Cuando un joven escucha el llamado de Dios y responde a él generosamente, ingresa luego al seminario. Durante seis años va a progresar en la virtud y en la ciencia teológica para, finalmente, recibir la gracia del sacerdocio. Ese día, aunque no sea más que una pobre criatura pecadora, Dios le concederá dos poderes divinos: el primero consiste en consagrar la Santa Eucaristía. Cuando un sacerdote, sosteniendo la Santa Hostia entre sus dedos, pronuncia las palabras de la Consagración: Hoc est enim corpus meum, inmediatamente, bajo las apariencias de un pequeño pedazo de pan, Jesucristo se hace presente. El sacerdote tiene este poder misterioso y formidable de renovar el Sacrificio del Calvario para derramar sobre las almas todas las gracias que dimanan de la Cruz.

El segundo poder sacerdotal divino consiste en dar la absolución en el confesionario. Cuando un pobre pecador arrepentido confiesa al sacerdote sus faltas, con un corazón contrito, aun cuando sus pecados sean enormes, terribles e innombrables, el sacerdote no tiene que decir más que una palabra para borrarlos todos en un instante: Ego te absolvo a peccatis tuis... Yo te absuelvo de tus pecados. Y así, el penitente sale del confesionario con un alma inmaculada, fortalecida, iluminada con la gracia divina y puesta de nuevo en el camino al Cielo.

Y nosotros mismos, como sacerdotes, necesitamos también de otro sacerdote para darnos la absolución. Por este motivo, jamás podremos agradecer lo suficiente a la Providencia por habernos dado el sacramento del Orden. El Santo Cura de Ars exclamaba: "Un buen pastor, un pastor según el Corazón de Dios, es el tesoro más grande que el Buen Dios puede conceder a una parroquia, y uno de los dones más preciosos de la misericordia divina".

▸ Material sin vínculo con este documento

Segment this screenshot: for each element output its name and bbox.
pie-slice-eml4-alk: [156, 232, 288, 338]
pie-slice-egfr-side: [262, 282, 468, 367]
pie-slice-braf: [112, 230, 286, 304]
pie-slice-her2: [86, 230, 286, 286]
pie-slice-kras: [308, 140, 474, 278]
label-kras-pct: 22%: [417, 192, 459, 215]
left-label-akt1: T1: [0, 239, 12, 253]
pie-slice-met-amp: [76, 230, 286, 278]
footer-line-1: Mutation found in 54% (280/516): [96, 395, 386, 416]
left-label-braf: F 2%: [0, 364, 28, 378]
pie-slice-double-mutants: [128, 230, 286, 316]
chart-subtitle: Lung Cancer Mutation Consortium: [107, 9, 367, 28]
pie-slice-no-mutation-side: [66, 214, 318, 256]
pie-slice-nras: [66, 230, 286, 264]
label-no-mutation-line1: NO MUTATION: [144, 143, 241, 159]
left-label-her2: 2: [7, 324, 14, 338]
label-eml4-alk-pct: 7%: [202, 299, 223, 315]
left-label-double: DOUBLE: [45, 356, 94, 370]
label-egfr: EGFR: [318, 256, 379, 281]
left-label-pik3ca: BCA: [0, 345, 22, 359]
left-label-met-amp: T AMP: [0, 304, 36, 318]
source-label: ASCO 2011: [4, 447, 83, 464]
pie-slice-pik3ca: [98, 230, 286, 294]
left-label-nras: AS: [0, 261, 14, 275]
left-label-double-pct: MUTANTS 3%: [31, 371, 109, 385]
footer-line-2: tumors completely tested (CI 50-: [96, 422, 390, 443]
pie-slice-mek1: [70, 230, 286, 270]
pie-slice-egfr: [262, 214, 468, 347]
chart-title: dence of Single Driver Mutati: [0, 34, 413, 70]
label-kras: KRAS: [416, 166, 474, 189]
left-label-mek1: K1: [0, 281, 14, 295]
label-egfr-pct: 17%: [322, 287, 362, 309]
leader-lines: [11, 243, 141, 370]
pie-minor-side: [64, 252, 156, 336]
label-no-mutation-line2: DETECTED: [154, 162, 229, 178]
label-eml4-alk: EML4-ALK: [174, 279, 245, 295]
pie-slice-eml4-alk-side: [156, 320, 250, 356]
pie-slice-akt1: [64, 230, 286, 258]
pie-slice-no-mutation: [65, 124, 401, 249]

No quisiera terminar sin mencionar la vocación femenina. La Iglesia necesita vírgenes consagradas, que, por medio de la oración y el sacrificio, se entreguen totalmente a Dios y a las almas. La Iglesia necesita que muchas jóvenes renuncien alegremente al mundo y, ya sea en el silencio del claustro o en el apostolado exterior, recen y se sacrifiquen, especialmente por los sacerdotes. Santa Teresita del Niño Jesús dijo, antes de su profesión religiosa: "Vine al Carmelo para salvar almas, pero, sobre todo, para rezar por los sacerdotes". Y escribió a su hermana Celina: "Nuestra misión, como Carmelitas, es formar obreros evangélicos que salvarán millones de almas, cuyas madres seremos nosotras". Como bien lo había comprendido Santa Teresita, los sacerdotes jamás serán santos si no hay quien rece por ellos.

Queridos fieles, si quieren que sus sacerdotes sean buenos sacerdotes, si quieren que sean fieles a su sacerdocio y al combate de la fe, entonces recen por ellos. Desde que la Iglesia existe, los demonios atacan con furia al sacerdote. Cuando se quiere derrotar a un ejército, se ataca a los oficiales antes que a los simples soldados. Estamos en guerra contra el poder de las tinieblas, y los sacerdotes, mucho más que los laicos, se encuentran en primera fila de este combate. Sufren diariamente violentos asaltos. El enemigo quiere destruir su solidez doctrinal y su virtud moral. Pero Jesucristo es más fuerte y, con su gracia, es posible vencer las peores tentaciones.

Es esta gracia la que explica, cincuenta años más tarde, que la obra sacerdotal de Monseñor Lefebvre continúe creciendo en la fidelidad a la Tradición católica y romana.

Oh, María, Reina del clero, danos muchos sacerdotes santos.